The not-so-good news is that the costs involved with the required permits and the compliance services may be forbidding to many of the smaller specialty shops trying to reach a handful of customers across the country. In some cases, though, small-scale affords a form of special dispensation. For example an out-of-state retailer doing less than $100,000 worth of annual sales in some states may not be required to collect and remit sales tax. But as Avalara’s Carroll notes, “You’re putting the burden on the consumer. That’s the thing that’s often misunderstood—that tax is always due,” and in many cases, there are still filing requirements that seem quirky at best and purposely complicated at worst.
“Research is key when a retailer is in the DTC discovery phase. When choosing states to ship to, they should consider consumption rate, permitting costs and the amount of licensing paperwork required,” explains Cormier. Retailers should reach out to services such as Sovos ShipCompliant, Boxcheck, and Avalara to understand the associated costs and options of building a program focused on their chosen states.
Legal challenges, legislative changes, and aggressive enforcement policies are constantly evolving, so retailers should also follow company blogs and sign up for free webinars to stay up to date. With an eye to a more streamlined process, the National Association of Wine Retailers (NAWR) supports a Model Wine Retailer Shipping Bill as part of its ongoing lobbying efforts at the state level. Modeled on a similar proposal which has worked for wineries, it recommends straightforward provisions for in-state permitting, sales tax collection, adult signature verification, and other regulatory standards.

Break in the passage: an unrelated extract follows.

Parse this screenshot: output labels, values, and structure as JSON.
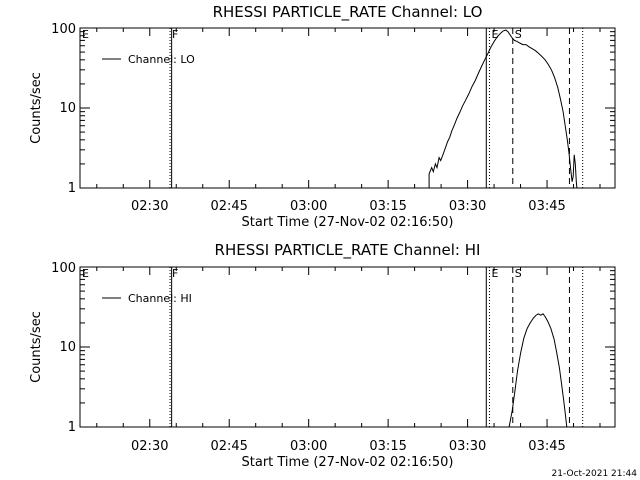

“Despite the fact that wineries and retailers are almost always treated differently by states where out-of-state shipments are concerned, the fact is that the transaction is identical,” says Tom Wark, executive director of NAWR. “Consumers visit the winery/retailer website. They select the wines they want. They place them in a shopping cart. They attest to their age. They pay with a credit card. The retailer/winery collects sales tax based on the state they are shipping to. The retailer/winery uses common carriers to ship the wine to the customer.”
Given all of the complexities and costs above, it’s not surprising that growth in retail interstate shipping lags other forms of wine ecommerce. But as Boxcheck’s Goodfriend explains, “We’re watching an industry that has been around forever start to intersect with the digital age and what’s coming from that is a new, modernized tool set that gives retailers new ways to scale their customer base and reach new markets.”
For retailers ready to move beyond their own main street storefront, life on the blue highways beckons.